North River Farm was Storrs's true home, and a gathering place for his immediate and extended family. His interests at the farm included agriculture as well as a deep commitment to nature and conservation. Storrs's father first established the farm, and it grew further with the dedicated contributions of Bill Brass, his son Ian Brass, and Clifton Berry. Their expertise in agriculture produced top quality Jersey and Aberdeen Angus herds, maple syrup, and crops. A decade ago, wishing to preserve the natural beauty and biodiversity of the farm in perpetuity, Storrs signed a document of protection with the Nature Conservancy of Canada.

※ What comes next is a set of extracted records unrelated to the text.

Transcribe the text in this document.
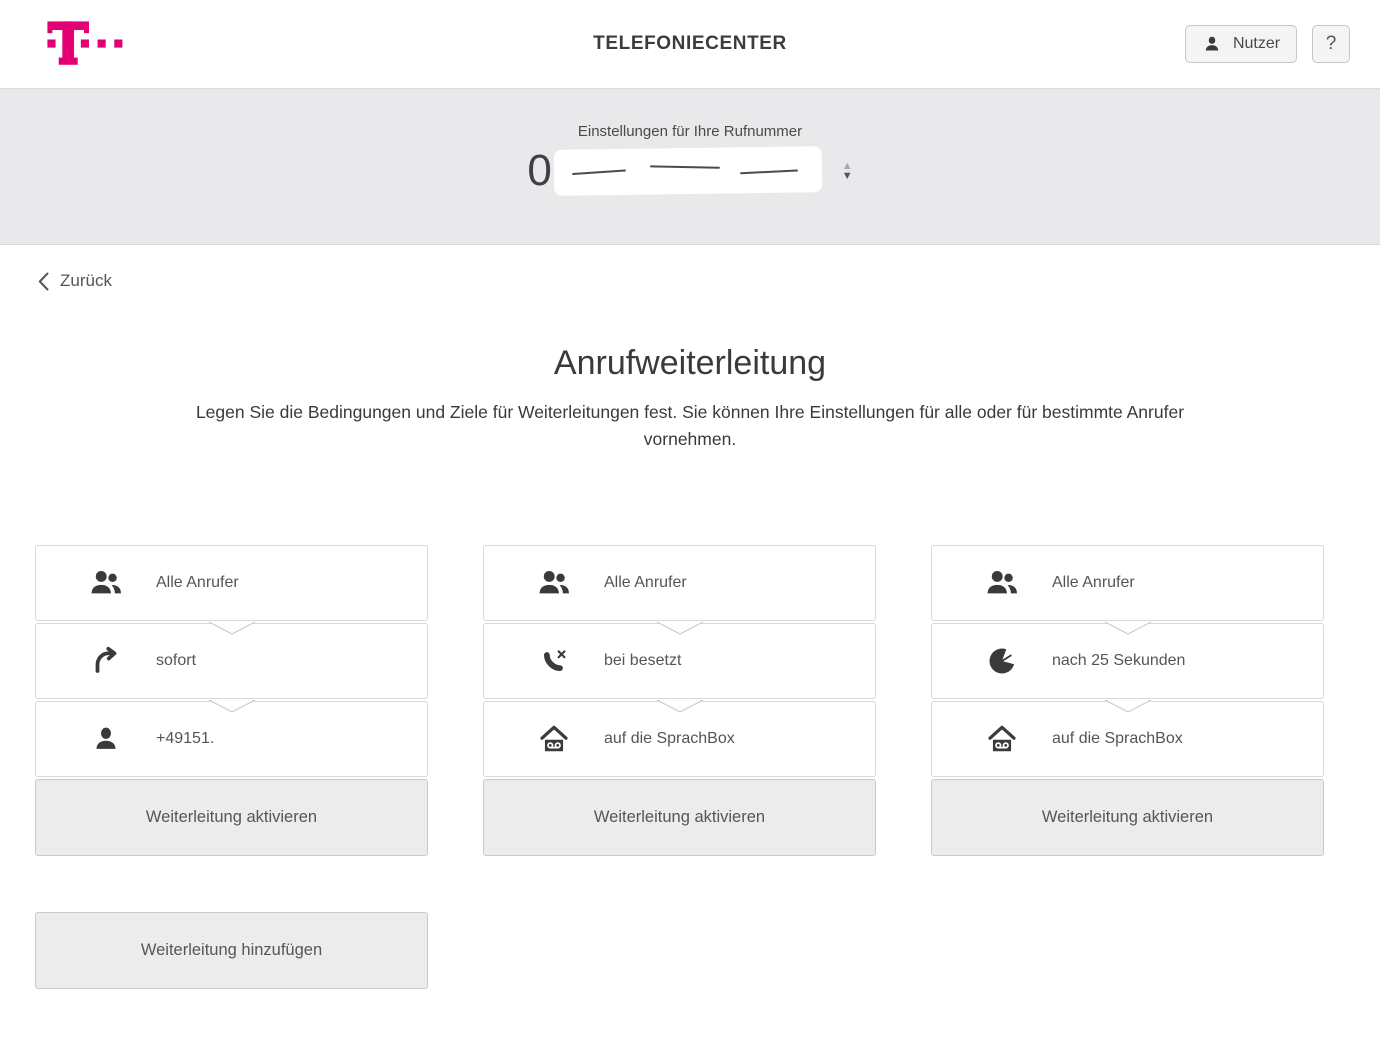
TELEFONIECENTER	Nutzer ?
Einstellungen für Ihre Rufnummer
0	▲
▼
Zurück
Anrufweiterleitung
Legen Sie die Bedingungen und Ziele für Weiterleitungen fest. Sie können Ihre Einstellungen für alle oder für bestimmte Anrufer vornehmen.
Alle Anrufer
sofort
+49151.
Weiterleitung aktivieren
Alle Anrufer
bei besetzt
auf die SprachBox
Weiterleitung aktivieren
Alle Anrufer
nach 25 Sekunden
auf die SprachBox
Weiterleitung aktivieren
Weiterleitung hinzufügen
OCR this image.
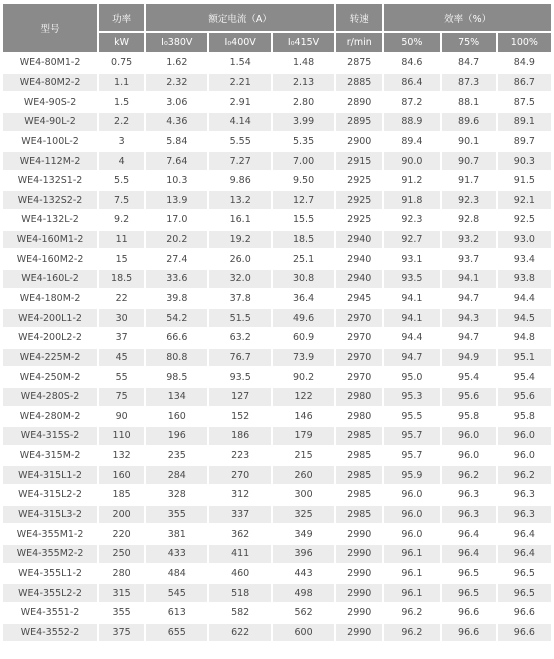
型号	功率	额定电流（A）			转速	效率（%）		
	kW	I₀380V	I₀400V	I₀415V	r/min	50%	75%	100%
WE4-80M1-2	0.75	1.62	1.54	1.48	2875	84.6	84.7	84.9
WE4-80M2-2	1.1	2.32	2.21	2.13	2885	86.4	87.3	86.7
WE4-90S-2	1.5	3.06	2.91	2.80	2890	87.2	88.1	87.5
WE4-90L-2	2.2	4.36	4.14	3.99	2895	88.9	89.6	89.1
WE4-100L-2	3	5.84	5.55	5.35	2900	89.4	90.1	89.7
WE4-112M-2	4	7.64	7.27	7.00	2915	90.0	90.7	90.3
WE4-132S1-2	5.5	10.3	9.86	9.50	2925	91.2	91.7	91.5
WE4-132S2-2	7.5	13.9	13.2	12.7	2925	91.8	92.3	92.1
WE4-132L-2	9.2	17.0	16.1	15.5	2925	92.3	92.8	92.5
WE4-160M1-2	11	20.2	19.2	18.5	2940	92.7	93.2	93.0
WE4-160M2-2	15	27.4	26.0	25.1	2940	93.1	93.7	93.4
WE4-160L-2	18.5	33.6	32.0	30.8	2940	93.5	94.1	93.8
WE4-180M-2	22	39.8	37.8	36.4	2945	94.1	94.7	94.4
WE4-200L1-2	30	54.2	51.5	49.6	2970	94.1	94.3	94.5
WE4-200L2-2	37	66.6	63.2	60.9	2970	94.4	94.7	94.8
WE4-225M-2	45	80.8	76.7	73.9	2970	94.7	94.9	95.1
WE4-250M-2	55	98.5	93.5	90.2	2970	95.0	95.4	95.4
WE4-280S-2	75	134	127	122	2980	95.3	95.6	95.6
WE4-280M-2	90	160	152	146	2980	95.5	95.8	95.8
WE4-315S-2	110	196	186	179	2985	95.7	96.0	96.0
WE4-315M-2	132	235	223	215	2985	95.7	96.0	96.0
WE4-315L1-2	160	284	270	260	2985	95.9	96.2	96.2
WE4-315L2-2	185	328	312	300	2985	96.0	96.3	96.3
WE4-315L3-2	200	355	337	325	2985	96.0	96.3	96.3
WE4-355M1-2	220	381	362	349	2990	96.0	96.4	96.4
WE4-355M2-2	250	433	411	396	2990	96.1	96.4	96.4
WE4-355L1-2	280	484	460	443	2990	96.1	96.5	96.5
WE4-355L2-2	315	545	518	498	2990	96.1	96.5	96.5
WE4-3551-2	355	613	582	562	2990	96.2	96.6	96.6
WE4-3552-2	375	655	622	600	2990	96.2	96.6	96.6
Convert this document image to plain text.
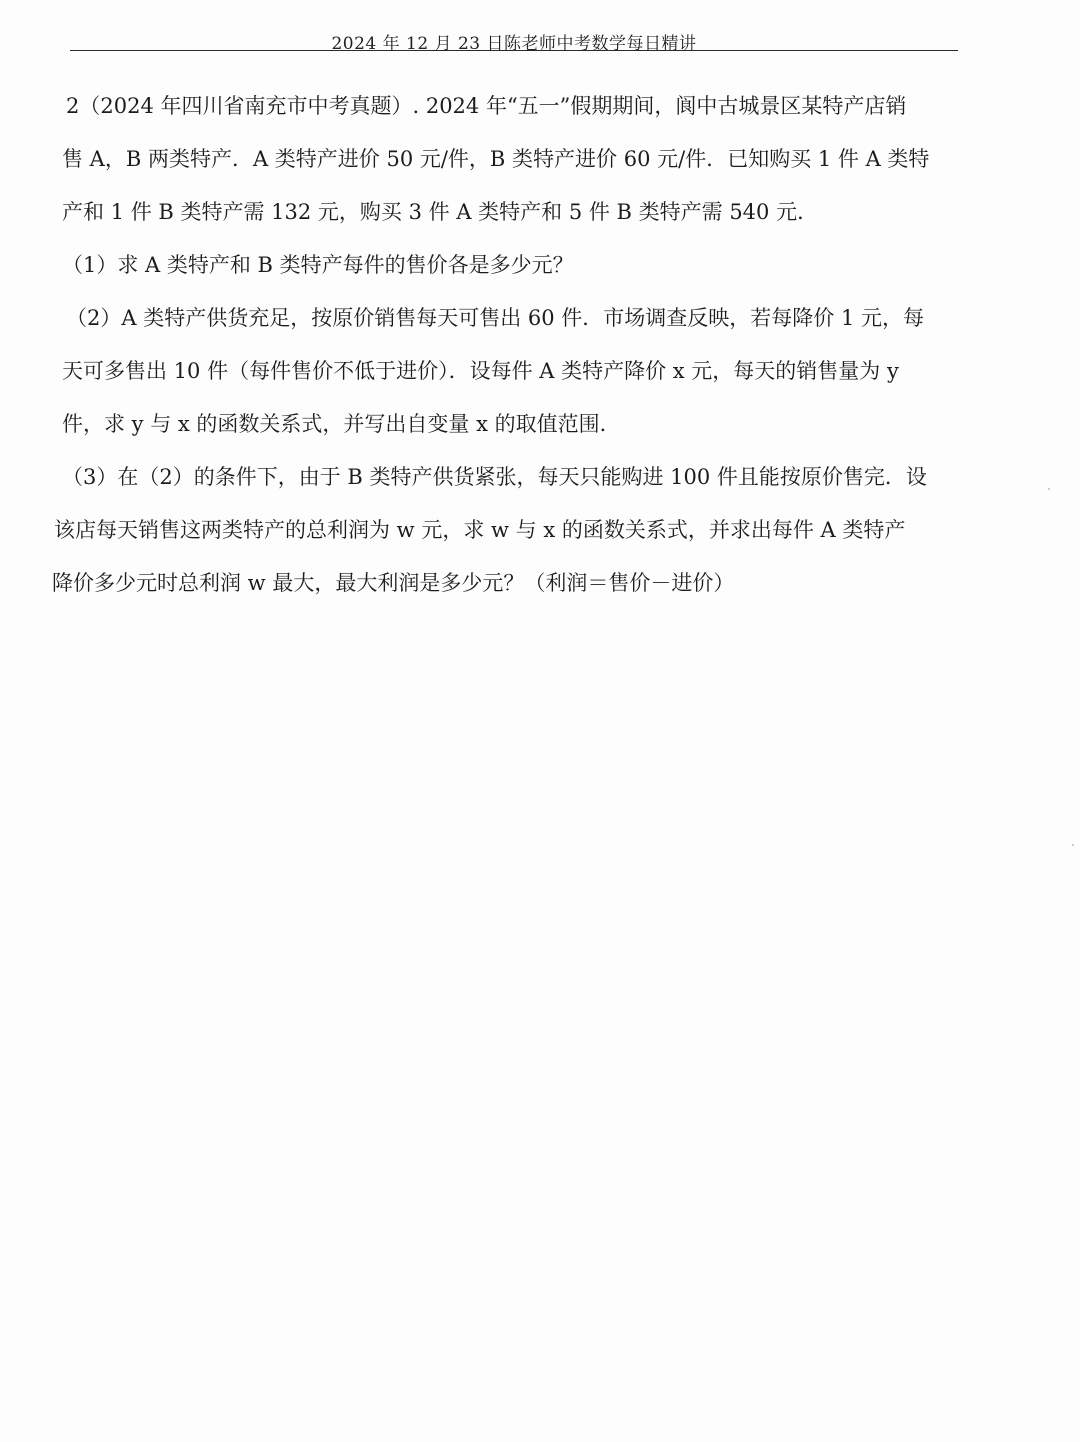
2024 年 12 月 23 日陈老师中考数学每日精讲
2（2024 年四川省南充市中考真题）. 2024 年“五一”假期期间，阆中古城景区某特产店销
售 A，B 两类特产．A 类特产进价 50 元/件，B 类特产进价 60 元/件．已知购买 1 件 A 类特
产和 1 件 B 类特产需 132 元，购买 3 件 A 类特产和 5 件 B 类特产需 540 元．
（1）求 A 类特产和 B 类特产每件的售价各是多少元？
（2）A 类特产供货充足，按原价销售每天可售出 60 件．市场调查反映，若每降价 1 元，每
天可多售出 10 件（每件售价不低于进价）．设每件 A 类特产降价 x 元，每天的销售量为 y
件，求 y 与 x 的函数关系式，并写出自变量 x 的取值范围．
（3）在（2）的条件下，由于 B 类特产供货紧张，每天只能购进 100 件且能按原价售完．设
该店每天销售这两类特产的总利润为 w 元，求 w 与 x 的函数关系式，并求出每件 A 类特产
降价多少元时总利润 w 最大，最大利润是多少元？（利润＝售价－进价）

All of his accomplishments would not have had meaning without Storrs's beloved wife and companion, Ann. They met in 1962 in the philosophy classroom at McGill. Waiting until after her graduation, they married and set off on a life of adventure; enjoying a happy and harmonious marriage of fifty-seven years. Their compatibility extended in everything they did. They enjoyed combining work and pleasure, whether it was singing together in a choir or taking sabbaticals in Australia. In later years, Storrs was lovingly cared for by Ann, who always encouraged him to stay active and connected to his family. For Storrs, his enduring love for his family always came first and was the source of his greatest happiness.